A cabeleira lisa que escorria
pela testa do Zé, como Dirceu
era chamado pelos camaradas, a
atmosfera romântica daquela
revolução que não chegou a se
consumar, o talhe esguio e a barba malfeita, tudo contribuía para transformar o então presidente da União Estadual dos Estudantes em ídolo pop -com direito a fãs apaixonadas.
Nos 37 anos que separam o retrato amarelado do antigo líder
da figura do ex-ministro que,
isolado em seu próprio partido,
enfrenta hoje a fuzilaria do Conselho de Ética, a diferença está na
solidão. Como isso aconteceu?
"É Cuba", disse à Folha um antigo colaborador do deputado
José Dirceu. Se nasceu para a política como dirigente estudantil,
foi no exílio em Cuba (entre 1969
e 1975), que se forjou o "apparatchik", designação russa de
membro do aparelho partidário.
"Foi nesse período que o Zé absorveu a lógica do partido militarizado e burocratizado."
Encarcerado no final de 1968,
Dirceu foi para Cuba em 1969
como um dos presos políticos
cuja liberdade foi negociada em
troca da vida do embaixador
americano Charles Burke Elbrick, que fora seqüestrado pela
Ação Libertadora Nacional.
Um dos seqüestradores de Elbrick, Paulo de Tarso Venceslau,
o "PT", considerava-se amigo de
José Dirceu, a quem seguiu na
fundação do partido. O afeto se
encerrou em 1998, quando "PT"
foi expulso do PT, após denunciar um compadre de Lula, o
empresário Roberto Teixeira,
"por um esquema fraudulento
em prefeituras petistas. Na época, Lula morava numa casa emprestada por Teixeira.

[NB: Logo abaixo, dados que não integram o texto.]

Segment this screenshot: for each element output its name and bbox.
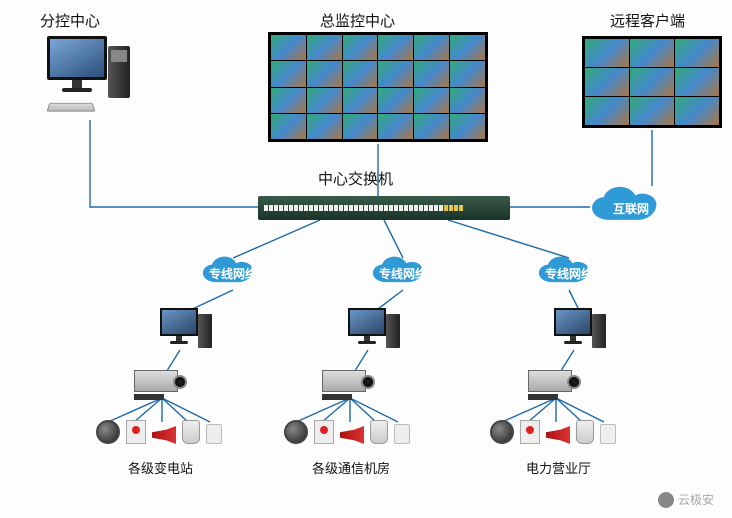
site3-tower: [592, 314, 606, 348]
private-network-cloud-2: 专线网络: [366, 256, 440, 290]
private-network-label-2: 专线网络: [379, 265, 427, 282]
site1-label: 各级变电站: [128, 458, 193, 477]
site1-camera: [134, 370, 192, 400]
center-switch: [258, 196, 510, 220]
door-contact-icon: [206, 424, 222, 444]
label-main-monitor-center: 总监控中心: [320, 10, 395, 31]
motion-sensor-icon: [576, 420, 594, 444]
internet-cloud: 互联网: [588, 186, 674, 230]
label-center-switch: 中心交换机: [318, 168, 393, 189]
private-network-label-1: 专线网络: [209, 265, 257, 282]
alarm-button-icon: [314, 420, 334, 444]
door-contact-icon: [600, 424, 616, 444]
speaker-icon: [490, 420, 514, 444]
sub-control-tower: [108, 46, 130, 98]
siren-horn-icon: [340, 426, 364, 444]
label-remote-client: 远程客户端: [610, 10, 685, 31]
motion-sensor-icon: [370, 420, 388, 444]
speaker-icon: [96, 420, 120, 444]
site1-tower: [198, 314, 212, 348]
site3-devices: [490, 420, 616, 444]
private-network-cloud-3: 专线网络: [532, 256, 606, 290]
door-contact-icon: [394, 424, 410, 444]
sub-control-keyboard: [46, 103, 95, 112]
site2-tower: [386, 314, 400, 348]
internet-cloud-label: 互联网: [613, 200, 649, 217]
watermark-text: 云极安: [678, 491, 714, 508]
siren-horn-icon: [546, 426, 570, 444]
speaker-icon: [284, 420, 308, 444]
site2-devices: [284, 420, 410, 444]
site3-camera: [528, 370, 586, 400]
alarm-button-icon: [520, 420, 540, 444]
motion-sensor-icon: [182, 420, 200, 444]
watermark-icon: [658, 492, 674, 508]
siren-horn-icon: [152, 426, 176, 444]
sub-control-monitor: [38, 36, 116, 98]
site2-label: 各级通信机房: [312, 458, 390, 477]
watermark: 云极安: [658, 491, 714, 508]
main-video-wall: [268, 32, 488, 142]
site2-camera: [322, 370, 380, 400]
alarm-button-icon: [126, 420, 146, 444]
site1-devices: [96, 420, 222, 444]
private-network-label-3: 专线网络: [545, 265, 593, 282]
remote-video-wall: [582, 36, 722, 128]
site3-label: 电力营业厅: [526, 458, 591, 477]
private-network-cloud-1: 专线网络: [196, 256, 270, 290]
label-sub-control-center: 分控中心: [40, 10, 100, 31]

"PT", que foi preso logo depois
de José Dirceu decolar para Cuba, lembra-se de ouvir relatos no
presídio, dando conta de que o
ex-presidente da UEE "estava se
dando bem" na ilha de Fidel
Castro. "Ele ficou superamigo de
Alfredo Guevara [nenhuma relação com o Che], um alto dirigente do PC local, que permitia
que o Zé vivesse no bem-bom,
muito diferente dos demais brasileiros exilados lá, que ficavam
confinados em esconderijos."
No retorno à vida pública, em
1979, após a Anistia, Dirceu envolveu-se na fundação do PT,
em 1980. O "gosto pelo poder",
que amigos e inimigos lhe atribuem, colidia com o princípio
petista dos primeiros anos, que
defendia a construção do partido "pela base". Dirceu substituiu
os militantes voluntários por assalariados do partido, dos governos, dos sindicatos, dos parlamentares, das estatais que o PT
conquistou ao longo dos anos.
"O imperativo do Dirceu na
construção da máquina petista
que aí está era ter o controle total
da vida partidária. Montou-se
um regime para encaminhar
sem questionamentos decisões
da burocracia", analisa "PT".
Aulas de ética
O atual secretário municipal
dos Direitos Humanos de São
Paulo, o tucano José Gregori, na
época presidente da Comissão
de Justiça e Paz, foi dos primeiros a acolher o recém-anistiado
Dirceu. Interessado em abrir um
negócio, ele procurou Gregori
tentando convencê-lo a ser seu
fiador. O negócio não prosperou
e não foi preciso um fiador. Os
dois se reencontrariam na campanha das Diretas, em 1984.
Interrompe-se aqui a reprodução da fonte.